3. Use a 2-cell lipo with a 5 volt BEC regulator. You will need electronics knowledge/help to do this unless you can find something off-the-shelf.10/07/2009 at 12:23 am #47927
I was planning on just a 2-cell lipo plugged directly into the reciever. I have no desire to get involved in a bunch of electronics with my scant building time. If that is the case, I may drop the whole thing and stick with my mechanicel timer.10/07/2009 at 5:18 pm #47928
I hope you go ahead with the RCDT idea. I think you will be pleased with the control and safety you will get during test flying. I use a Bauer radio DT myself, and it’s very comforting to know it’s there.

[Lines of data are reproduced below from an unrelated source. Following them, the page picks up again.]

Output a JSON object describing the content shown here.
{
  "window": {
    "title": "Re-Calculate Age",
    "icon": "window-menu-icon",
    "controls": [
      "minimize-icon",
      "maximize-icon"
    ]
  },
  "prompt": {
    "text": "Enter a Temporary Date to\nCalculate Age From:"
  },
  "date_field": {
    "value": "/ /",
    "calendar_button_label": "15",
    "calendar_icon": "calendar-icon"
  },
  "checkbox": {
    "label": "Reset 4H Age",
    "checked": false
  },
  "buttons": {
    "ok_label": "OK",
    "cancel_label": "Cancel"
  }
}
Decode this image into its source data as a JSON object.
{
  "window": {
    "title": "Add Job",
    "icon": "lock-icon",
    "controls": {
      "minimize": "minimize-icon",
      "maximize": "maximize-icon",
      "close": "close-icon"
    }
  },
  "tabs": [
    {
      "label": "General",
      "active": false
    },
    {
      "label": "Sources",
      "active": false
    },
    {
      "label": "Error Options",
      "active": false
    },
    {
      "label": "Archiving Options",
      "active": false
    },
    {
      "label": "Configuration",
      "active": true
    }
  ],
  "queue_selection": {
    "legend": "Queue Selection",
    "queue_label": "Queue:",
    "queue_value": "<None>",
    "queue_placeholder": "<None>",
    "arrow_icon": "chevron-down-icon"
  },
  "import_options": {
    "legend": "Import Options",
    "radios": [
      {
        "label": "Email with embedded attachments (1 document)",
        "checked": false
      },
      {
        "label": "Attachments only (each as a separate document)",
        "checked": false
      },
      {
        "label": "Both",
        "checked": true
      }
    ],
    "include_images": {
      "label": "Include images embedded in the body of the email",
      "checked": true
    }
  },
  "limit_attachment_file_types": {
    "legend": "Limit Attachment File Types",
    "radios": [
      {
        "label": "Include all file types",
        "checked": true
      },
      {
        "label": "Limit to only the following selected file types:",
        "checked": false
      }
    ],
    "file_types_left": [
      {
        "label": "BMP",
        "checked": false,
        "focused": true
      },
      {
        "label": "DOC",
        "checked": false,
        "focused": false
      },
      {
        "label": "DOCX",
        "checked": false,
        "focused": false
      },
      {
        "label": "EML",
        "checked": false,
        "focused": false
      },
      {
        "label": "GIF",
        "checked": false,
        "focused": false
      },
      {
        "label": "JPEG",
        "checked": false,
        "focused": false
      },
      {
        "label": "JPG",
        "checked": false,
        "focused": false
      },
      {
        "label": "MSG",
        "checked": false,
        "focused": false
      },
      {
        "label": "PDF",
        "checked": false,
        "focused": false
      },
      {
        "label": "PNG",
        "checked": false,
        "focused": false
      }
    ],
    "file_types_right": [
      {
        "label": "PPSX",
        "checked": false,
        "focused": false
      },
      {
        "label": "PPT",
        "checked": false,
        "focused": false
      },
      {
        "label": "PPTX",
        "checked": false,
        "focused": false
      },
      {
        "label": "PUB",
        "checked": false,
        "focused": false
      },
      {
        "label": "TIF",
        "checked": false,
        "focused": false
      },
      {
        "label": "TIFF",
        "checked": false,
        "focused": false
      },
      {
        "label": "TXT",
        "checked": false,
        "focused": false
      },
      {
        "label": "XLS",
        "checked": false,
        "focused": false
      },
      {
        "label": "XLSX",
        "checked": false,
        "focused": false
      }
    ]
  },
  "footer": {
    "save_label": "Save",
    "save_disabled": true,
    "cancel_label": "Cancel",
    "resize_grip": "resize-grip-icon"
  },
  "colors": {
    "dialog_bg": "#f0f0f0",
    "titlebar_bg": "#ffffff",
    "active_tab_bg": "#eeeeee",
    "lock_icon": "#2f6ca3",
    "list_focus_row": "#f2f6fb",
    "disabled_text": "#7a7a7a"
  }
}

I think your plan of just plugging-in a 2S lipo will work. Even though the servo will be overpowered, it’s used only briefly during flight, so most likely, it will function and survive OK. Try it on the bench to confirm.
Please disregard my suggestion of running with one lipo. Even though this idea would work, the voltage to the receiver is too low for comfort without close attention to the state of battery charge.
Whatever you choose to do, I wish you well.
Dick11/13/2010 at 3:47 pm #47929Mike RichardsonParticipant
This is probably a little late but if anyone is still looking for a good source for LiPo batteries and extremly light servos and other r/c goodies. Check out this source.
I have ordered several things from them and never had a problem. Their prices are great.
They even have several 2.5gram receivers on 2.4ghz for only $14 but I hear their range might not be what we are looking for. Some customers claim 5oo to 600 yards before they go into safe mode.